Project 3 Review
I recently completed Project 3 as a part of my curriculum for ST 558: Data Science for Statisticians. You can find the github repo here
What would I have done differently
- Currently, since I am using linear model for predicting, I compare different models using the RMSE values as an error metric. This results in high values of errors on the test set and also I am not sure if that is an appropriate metric for count data. I would have tried to learn about and implement other scoring methods mentioned in this article.
- There are a large number of predictor variables in the dataset, some of which are highly correlated. I was able to remove some collinearity using correlation plots and using a 0.8 threshold however I feel that this dataset requires a more extensive EDA to get a better model.
- I am not entirely sure if using PCA with Random Forest was the best idea as we split the predictor space based on some variable. I was unable decide with clear thought process which variables to select (other than correlated ones). I should have probably checked some hypothesis based variable selection methods then applied Random Forest to check if I obtain better results for RMSE on the test set.
- I would have looked into using Cross Validation and implement Random Forest using parallel computing. Training random forest was computationally expensive task and I thought parallel processing might help here. I am not sure if this idea is completely viable here but might look into it in the future.
Most difficult part
- The response variable in this case was count. Hence I thought of using poisson regression for modelling however, I did not take into account that the counts were reasonably large and therefore a normal model would have worked. After all I did end up using normal model for prediction but for a while I was stuck for finding the correct way of modelling this.

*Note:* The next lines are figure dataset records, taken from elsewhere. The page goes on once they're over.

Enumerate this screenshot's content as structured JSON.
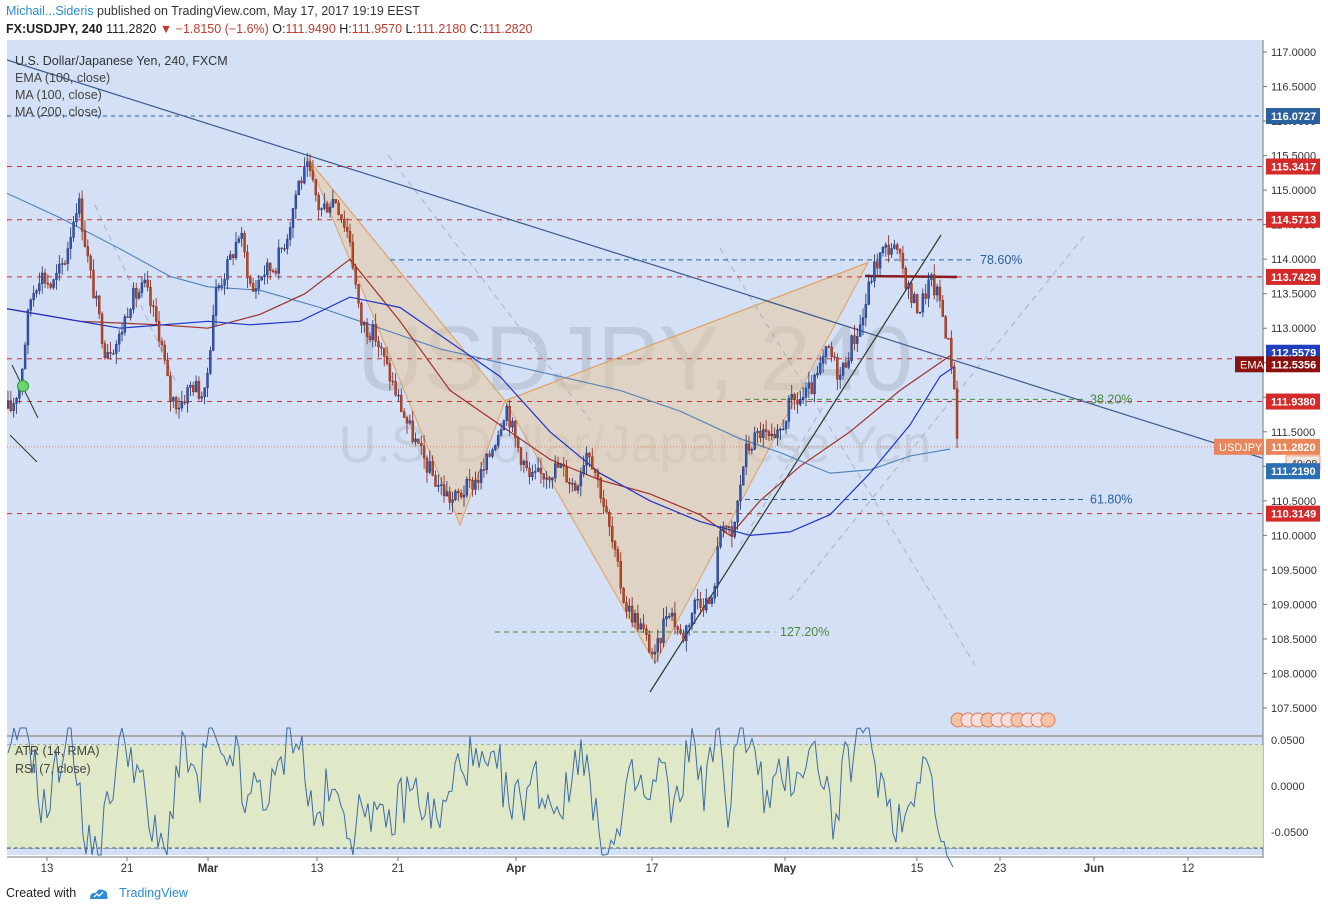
{
  "header": {
    "author": "Michail...Sideris",
    "published_text": "published on TradingView.com, May 17, 2017 19:19 EEST",
    "symbol": "FX:USDJPY, 240",
    "last": "111.2820",
    "change": "▼ −1.8150 (−1.6%)",
    "open_label": "O:",
    "open": "111.9490",
    "high_label": "H:",
    "high": "111.9570",
    "low_label": "L:",
    "low": "111.2180",
    "close_label": "C:",
    "close": "111.2820"
  },
  "legend": {
    "title": "U.S. Dollar/Japanese Yen, 240, FXCM",
    "items": [
      "EMA (100, close)",
      "MA (100, close)",
      "MA (200, close)"
    ]
  },
  "watermark": {
    "line1": "USDJPY, 240",
    "line2": "U.S. Dollar/Japanese Yen"
  },
  "chart_data": {
    "type": "line",
    "title": "U.S. Dollar/Japanese Yen, 240, FXCM",
    "ylim": [
      107.2,
      117.2
    ],
    "y_ticks": [
      107.5,
      108.0,
      108.5,
      109.0,
      109.5,
      110.0,
      110.5,
      111.0,
      111.5,
      112.0,
      112.5,
      113.0,
      113.5,
      114.0,
      114.5,
      115.0,
      115.5,
      116.0,
      116.5,
      117.0
    ],
    "x_ticks": [
      "13",
      "21",
      "Mar",
      "13",
      "21",
      "Apr",
      "17",
      "May",
      "15",
      "23",
      "Jun",
      "12"
    ],
    "price_path": [
      [
        0,
        112.0
      ],
      [
        10,
        111.8
      ],
      [
        20,
        112.2
      ],
      [
        30,
        113.4
      ],
      [
        40,
        113.8
      ],
      [
        52,
        113.6
      ],
      [
        65,
        114.0
      ],
      [
        78,
        114.9
      ],
      [
        90,
        113.8
      ],
      [
        105,
        112.7
      ],
      [
        118,
        112.8
      ],
      [
        130,
        113.4
      ],
      [
        145,
        113.6
      ],
      [
        160,
        112.9
      ],
      [
        170,
        112.0
      ],
      [
        180,
        111.9
      ],
      [
        192,
        112.2
      ],
      [
        205,
        112.0
      ],
      [
        215,
        113.5
      ],
      [
        228,
        113.9
      ],
      [
        240,
        114.4
      ],
      [
        252,
        113.5
      ],
      [
        262,
        113.8
      ],
      [
        275,
        113.9
      ],
      [
        288,
        114.4
      ],
      [
        298,
        115.1
      ],
      [
        308,
        115.3
      ],
      [
        320,
        114.7
      ],
      [
        335,
        114.9
      ],
      [
        350,
        114.3
      ],
      [
        360,
        113.1
      ],
      [
        375,
        112.9
      ],
      [
        390,
        112.3
      ],
      [
        405,
        111.7
      ],
      [
        420,
        111.2
      ],
      [
        435,
        110.8
      ],
      [
        452,
        110.5
      ],
      [
        468,
        110.7
      ],
      [
        483,
        110.9
      ],
      [
        500,
        111.6
      ],
      [
        506,
        111.9
      ],
      [
        515,
        111.4
      ],
      [
        530,
        110.8
      ],
      [
        545,
        110.9
      ],
      [
        560,
        111.0
      ],
      [
        575,
        110.7
      ],
      [
        588,
        111.3
      ],
      [
        600,
        110.7
      ],
      [
        612,
        109.9
      ],
      [
        625,
        109.0
      ],
      [
        640,
        108.7
      ],
      [
        655,
        108.2
      ],
      [
        668,
        109.0
      ],
      [
        682,
        108.5
      ],
      [
        697,
        109.1
      ],
      [
        712,
        109.0
      ],
      [
        722,
        110.3
      ],
      [
        732,
        109.9
      ],
      [
        745,
        111.2
      ],
      [
        760,
        111.5
      ],
      [
        775,
        111.3
      ],
      [
        790,
        111.9
      ],
      [
        805,
        112.0
      ],
      [
        815,
        112.2
      ],
      [
        828,
        112.7
      ],
      [
        840,
        112.3
      ],
      [
        852,
        112.8
      ],
      [
        862,
        113.1
      ],
      [
        872,
        113.8
      ],
      [
        882,
        114.1
      ],
      [
        892,
        114.2
      ],
      [
        902,
        113.9
      ],
      [
        912,
        113.4
      ],
      [
        920,
        113.3
      ],
      [
        930,
        113.7
      ],
      [
        940,
        113.4
      ],
      [
        948,
        112.8
      ],
      [
        953,
        112.4
      ],
      [
        958,
        111.3
      ]
    ],
    "ema100_path": [
      [
        0,
        113.3
      ],
      [
        80,
        113.1
      ],
      [
        160,
        113.05
      ],
      [
        208,
        113.0
      ],
      [
        260,
        113.2
      ],
      [
        305,
        113.5
      ],
      [
        350,
        114.0
      ],
      [
        400,
        113.1
      ],
      [
        450,
        112.1
      ],
      [
        500,
        111.6
      ],
      [
        550,
        111.1
      ],
      [
        600,
        110.8
      ],
      [
        650,
        110.6
      ],
      [
        700,
        110.3
      ],
      [
        730,
        110.0
      ],
      [
        760,
        110.5
      ],
      [
        800,
        111.0
      ],
      [
        850,
        111.5
      ],
      [
        900,
        112.1
      ],
      [
        930,
        112.4
      ],
      [
        950,
        112.6
      ]
    ],
    "ma100_path": [
      [
        0,
        113.3
      ],
      [
        60,
        113.15
      ],
      [
        120,
        113.0
      ],
      [
        208,
        113.1
      ],
      [
        250,
        113.05
      ],
      [
        300,
        113.1
      ],
      [
        350,
        113.45
      ],
      [
        400,
        113.3
      ],
      [
        450,
        112.8
      ],
      [
        500,
        112.3
      ],
      [
        550,
        111.5
      ],
      [
        600,
        110.9
      ],
      [
        650,
        110.5
      ],
      [
        700,
        110.2
      ],
      [
        750,
        110.0
      ],
      [
        790,
        110.05
      ],
      [
        830,
        110.3
      ],
      [
        870,
        110.9
      ],
      [
        910,
        111.6
      ],
      [
        940,
        112.3
      ],
      [
        955,
        112.45
      ]
    ],
    "ma200_path": [
      [
        0,
        115.0
      ],
      [
        60,
        114.6
      ],
      [
        120,
        114.15
      ],
      [
        170,
        113.75
      ],
      [
        208,
        113.6
      ],
      [
        260,
        113.55
      ],
      [
        320,
        113.3
      ],
      [
        380,
        113.0
      ],
      [
        440,
        112.7
      ],
      [
        500,
        112.5
      ],
      [
        560,
        112.3
      ],
      [
        620,
        112.1
      ],
      [
        680,
        111.8
      ],
      [
        740,
        111.4
      ],
      [
        780,
        111.2
      ],
      [
        830,
        110.9
      ],
      [
        870,
        110.95
      ],
      [
        910,
        111.15
      ],
      [
        950,
        111.25
      ]
    ],
    "horizontal_levels": [
      {
        "value": 116.0727,
        "label": "116.0727",
        "color": "#2c5f9e",
        "dash": "4,4"
      },
      {
        "value": 115.3417,
        "label": "115.3417",
        "color": "#d42a2a",
        "dash": "5,5"
      },
      {
        "value": 114.5713,
        "label": "114.5713",
        "color": "#d42a2a",
        "dash": "5,5"
      },
      {
        "value": 113.7429,
        "label": "113.7429",
        "color": "#d42a2a",
        "dash": "5,5"
      },
      {
        "value": 112.558,
        "label": "112.5580",
        "color": "#d42a2a",
        "dash": "5,5"
      },
      {
        "value": 111.938,
        "label": "111.9380",
        "color": "#d42a2a",
        "dash": "5,5"
      },
      {
        "value": 110.3149,
        "label": "110.3149",
        "color": "#d42a2a",
        "dash": "5,5"
      }
    ],
    "price_labels": [
      {
        "value": 112.5579,
        "label": "112.5579",
        "color": "#1f3fbf"
      },
      {
        "value": 112.5356,
        "label": "112.5356",
        "color": "#8b1010",
        "tag": "EMA"
      },
      {
        "value": 111.282,
        "label": "111.2820",
        "color": "#e8855a",
        "tag": "USDJPY",
        "sub": "40:08"
      },
      {
        "value": 111.219,
        "label": "111.2190",
        "color": "#2d6fb5"
      }
    ],
    "fib_levels": [
      {
        "label": "78.60%",
        "value": 113.99,
        "x1": 390,
        "x2": 975,
        "color": "#2c5f9e"
      },
      {
        "label": "38.20%",
        "value": 111.97,
        "x1": 745,
        "x2": 1085,
        "color": "#4c8a3c"
      },
      {
        "label": "61.80%",
        "value": 110.52,
        "x1": 745,
        "x2": 1085,
        "color": "#2c5f9e"
      },
      {
        "label": "127.20%",
        "value": 108.6,
        "x1": 495,
        "x2": 775,
        "color": "#4c8a3c"
      }
    ],
    "pattern_points": [
      [
        308,
        115.45
      ],
      [
        460,
        110.15
      ],
      [
        505,
        111.95
      ],
      [
        655,
        108.15
      ],
      [
        868,
        113.95
      ]
    ],
    "indicators": {
      "title_atr": "ATR (14, RMA)",
      "title_rsi": "RSI (7, close)",
      "y_ticks": [
        0.05,
        0.0,
        -0.05
      ],
      "y_tick_labels": [
        "0.0500",
        "0.0000",
        "-0.0500"
      ],
      "band": [
        -0.068,
        0.045
      ]
    }
  },
  "footer": {
    "created_with": "Created with",
    "brand": "TradingView"
  }
}
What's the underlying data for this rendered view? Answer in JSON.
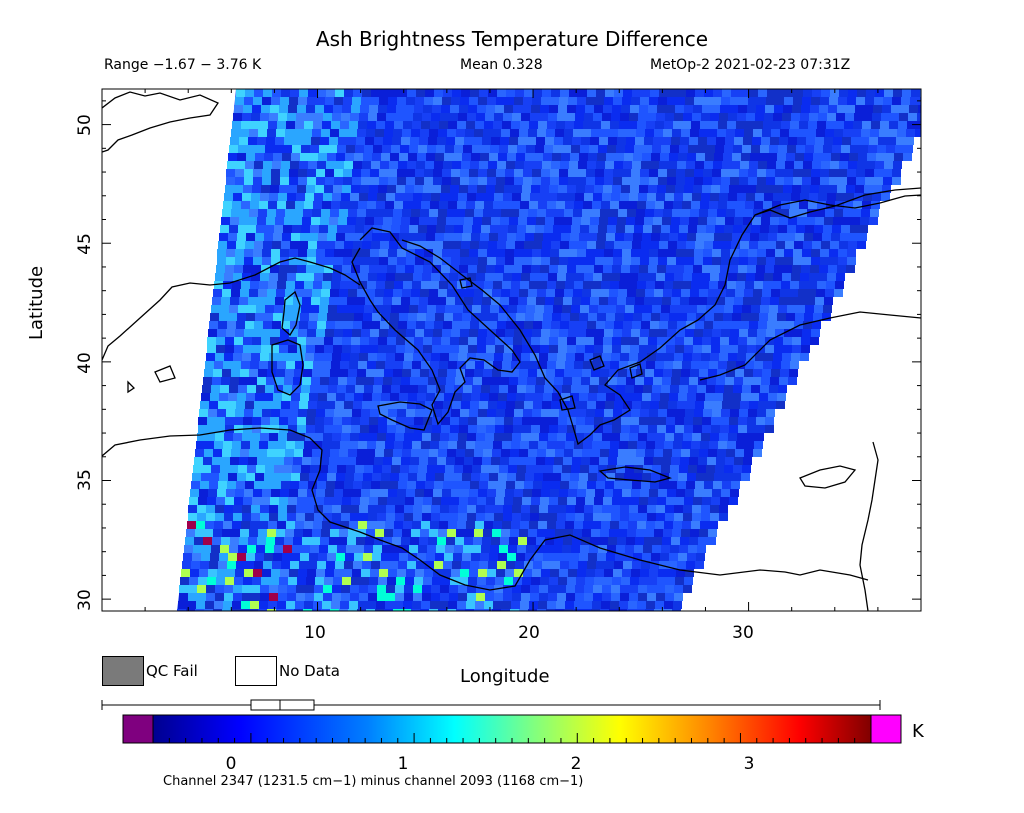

- Variable selection and selecting the model parameters is always a tough job. I feel this was a difficult part of the project which requires more trial and error to fit the model better.
- Lastly, resolving merge conflicts is a pain as always !
Big take-aways from this project
- Need more clarity when doing EDA based on the type of variables available.
- Model training is computationally expensive and a game of trial and error (Not an illogical game!)
- Variable selection is a crucial step in machine learning pipeline.